Kaum hatten sich die beiden Mädchen gesetzt, kam sogleich einer der herumstehenden Sklaven heran.
„Was kann ich den jungen Damen bringen?“, erkundigte er sich mit gesenkter Stimme. Mit einem Blick auf ihr Ebenbild war es Flora, die schließlich für sie beide Saft orderte. Auf leisen Sohlen entfernte sich der Mann, um ihrer Anweisung nachzukommen.
Narcissa fühlte sich nicht wohl und sie glaubte dasselbe Unwohlsein auch auf Marcus´ Gesicht zu lesen. Offensichtlich dachten sie beide an das zurück liegende Gespräch. Erstmals kam ihr der Gedanke, dass diese Unterhaltung womöglich nicht nur für sie unangenehm gewesen war. Gut möglich, dass Orestes es vorhergesehen und deshalb den Aurelier vorgeschickt hatte, mit dem sie lediglich über einige Ecken verwandt war. Insgesamt wirkte er an diesem Abend etwas mitgenommen – weshalb auch immer. Celerina mochte es wohl wissen.

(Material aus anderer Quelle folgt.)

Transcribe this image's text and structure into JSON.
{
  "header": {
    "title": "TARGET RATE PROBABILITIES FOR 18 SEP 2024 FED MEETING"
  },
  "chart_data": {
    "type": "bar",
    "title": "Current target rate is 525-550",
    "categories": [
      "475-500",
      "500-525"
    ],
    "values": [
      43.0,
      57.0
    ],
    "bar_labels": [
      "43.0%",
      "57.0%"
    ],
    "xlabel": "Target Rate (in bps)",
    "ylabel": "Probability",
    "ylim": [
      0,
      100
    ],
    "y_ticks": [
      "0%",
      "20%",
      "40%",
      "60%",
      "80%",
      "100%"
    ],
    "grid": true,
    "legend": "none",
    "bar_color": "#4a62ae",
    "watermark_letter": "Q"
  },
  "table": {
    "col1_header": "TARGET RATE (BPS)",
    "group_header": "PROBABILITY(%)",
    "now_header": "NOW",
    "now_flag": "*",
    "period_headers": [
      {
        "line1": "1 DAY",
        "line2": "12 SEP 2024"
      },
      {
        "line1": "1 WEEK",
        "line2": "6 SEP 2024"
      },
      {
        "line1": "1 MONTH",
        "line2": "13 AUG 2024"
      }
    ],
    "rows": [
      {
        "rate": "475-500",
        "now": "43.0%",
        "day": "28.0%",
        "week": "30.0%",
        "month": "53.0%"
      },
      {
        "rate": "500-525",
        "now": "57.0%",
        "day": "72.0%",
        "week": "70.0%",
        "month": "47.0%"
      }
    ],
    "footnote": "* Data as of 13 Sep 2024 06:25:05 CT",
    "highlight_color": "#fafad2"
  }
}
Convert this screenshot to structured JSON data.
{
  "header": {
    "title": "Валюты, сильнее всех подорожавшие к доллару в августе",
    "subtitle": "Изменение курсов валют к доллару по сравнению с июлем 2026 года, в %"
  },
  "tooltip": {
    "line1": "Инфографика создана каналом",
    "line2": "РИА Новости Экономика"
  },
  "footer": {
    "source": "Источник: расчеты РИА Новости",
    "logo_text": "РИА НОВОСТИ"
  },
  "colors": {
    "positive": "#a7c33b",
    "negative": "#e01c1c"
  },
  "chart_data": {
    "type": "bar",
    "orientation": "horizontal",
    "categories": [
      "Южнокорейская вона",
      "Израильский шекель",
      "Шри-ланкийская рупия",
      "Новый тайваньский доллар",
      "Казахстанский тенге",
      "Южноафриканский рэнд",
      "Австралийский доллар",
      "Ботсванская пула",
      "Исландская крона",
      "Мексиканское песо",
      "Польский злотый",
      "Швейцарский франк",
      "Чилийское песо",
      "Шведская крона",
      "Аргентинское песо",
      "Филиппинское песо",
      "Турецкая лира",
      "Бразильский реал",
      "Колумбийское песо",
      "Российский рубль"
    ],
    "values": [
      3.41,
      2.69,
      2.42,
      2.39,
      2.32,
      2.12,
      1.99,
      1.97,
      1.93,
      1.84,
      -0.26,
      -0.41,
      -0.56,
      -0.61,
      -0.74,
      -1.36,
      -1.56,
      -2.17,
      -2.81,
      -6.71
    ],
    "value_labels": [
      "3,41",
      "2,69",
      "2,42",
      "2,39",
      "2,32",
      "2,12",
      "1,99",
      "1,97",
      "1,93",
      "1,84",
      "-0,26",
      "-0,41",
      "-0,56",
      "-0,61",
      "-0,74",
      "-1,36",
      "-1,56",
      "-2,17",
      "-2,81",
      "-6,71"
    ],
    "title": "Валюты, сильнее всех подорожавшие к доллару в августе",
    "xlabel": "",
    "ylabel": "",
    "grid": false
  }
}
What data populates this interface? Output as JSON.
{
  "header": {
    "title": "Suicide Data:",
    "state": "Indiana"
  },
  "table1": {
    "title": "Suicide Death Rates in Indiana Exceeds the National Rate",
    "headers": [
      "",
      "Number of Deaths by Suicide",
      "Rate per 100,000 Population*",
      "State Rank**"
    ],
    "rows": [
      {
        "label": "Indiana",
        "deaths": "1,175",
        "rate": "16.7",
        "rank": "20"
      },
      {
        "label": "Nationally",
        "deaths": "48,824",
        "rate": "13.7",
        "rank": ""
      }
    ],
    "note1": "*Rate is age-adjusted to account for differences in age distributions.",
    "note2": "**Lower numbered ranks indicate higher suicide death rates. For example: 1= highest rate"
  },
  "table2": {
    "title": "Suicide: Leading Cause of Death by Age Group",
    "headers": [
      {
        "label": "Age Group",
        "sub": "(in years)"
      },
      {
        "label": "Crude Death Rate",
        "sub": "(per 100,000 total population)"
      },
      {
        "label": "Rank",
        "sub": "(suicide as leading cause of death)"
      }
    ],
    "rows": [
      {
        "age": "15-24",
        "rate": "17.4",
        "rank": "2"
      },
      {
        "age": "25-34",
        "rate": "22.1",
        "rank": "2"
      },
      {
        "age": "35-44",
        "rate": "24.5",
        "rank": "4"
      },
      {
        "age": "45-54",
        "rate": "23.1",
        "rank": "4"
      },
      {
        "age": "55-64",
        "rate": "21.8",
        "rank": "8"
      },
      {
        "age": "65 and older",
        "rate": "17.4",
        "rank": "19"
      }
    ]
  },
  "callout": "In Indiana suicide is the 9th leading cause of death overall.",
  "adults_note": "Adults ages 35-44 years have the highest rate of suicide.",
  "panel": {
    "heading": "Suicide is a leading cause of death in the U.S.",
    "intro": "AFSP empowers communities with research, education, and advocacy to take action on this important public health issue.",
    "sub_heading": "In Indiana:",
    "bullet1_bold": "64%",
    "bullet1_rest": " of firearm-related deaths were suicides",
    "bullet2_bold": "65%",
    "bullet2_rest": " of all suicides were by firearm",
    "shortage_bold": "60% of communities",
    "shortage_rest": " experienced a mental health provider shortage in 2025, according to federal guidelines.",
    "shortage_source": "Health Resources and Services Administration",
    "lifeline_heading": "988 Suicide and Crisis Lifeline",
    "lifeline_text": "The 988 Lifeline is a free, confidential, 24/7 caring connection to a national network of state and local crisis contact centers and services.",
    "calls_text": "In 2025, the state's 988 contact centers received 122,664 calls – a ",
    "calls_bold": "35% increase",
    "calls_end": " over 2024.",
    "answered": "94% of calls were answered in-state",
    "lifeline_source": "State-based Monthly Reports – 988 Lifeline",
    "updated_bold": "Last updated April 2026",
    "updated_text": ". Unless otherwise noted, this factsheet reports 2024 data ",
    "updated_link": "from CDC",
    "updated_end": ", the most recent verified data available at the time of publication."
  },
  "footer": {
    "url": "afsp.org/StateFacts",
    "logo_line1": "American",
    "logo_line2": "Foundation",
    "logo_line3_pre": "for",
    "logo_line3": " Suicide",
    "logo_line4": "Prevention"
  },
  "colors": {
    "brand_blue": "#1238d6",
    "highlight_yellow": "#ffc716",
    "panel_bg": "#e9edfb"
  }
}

Überraschenderweise zeigte sich der Hausherr nicht abgeneigt von ihrem Vorschlag einige Blumen aus dem Garten zu nehmen und seine Gattin fackelte nicht lange, ihn in die Tat umzusetzen und winkte einen Sklaven zu sich heran. Kaum war der Mann verschwunden, kehrte schon der zweite Leibeigene mit den Getränken für die Zwillinge zurück. Während die Flavia Antwort gab, ließ sich Narcissa etwas Saft in einen Becher einschenken und nahm einen kleinen Schluck zu sich. Wie sie nun feststellte, wusste sie so gut wie gar nichts über die Frau an Marcus Seite und konnte sich dementsprechend wenig unter den wenigen Worten vorstellen, die sie entgegnete. Was machte eine matrona wohl den ganzen lieben Tag lang. Vermutlich nicht viel anderes als unverheiratete Mädchen…außer womöglich den Sklaven des Öfteren die Leviten lesen. Zumindest das wusste Narcissa von Celerina: sie konnte äußerst resolut auftreten. Ihre Anspielung registrierte sie mühelos, konnte aber nicht einschätzen, ob sie im Guten, also liebevoll neckend, oder Schlechten, schadenfroh, gemeint war. Das Verhältnis der Eheleute war für die Aurelia ohnehin eher unddurchsichtig. Die meisten Mitglieder der Familie schienen es ohnehin vorzuziehen zwar im selben Haus, aber dennoch aneinander vorbei zu leben.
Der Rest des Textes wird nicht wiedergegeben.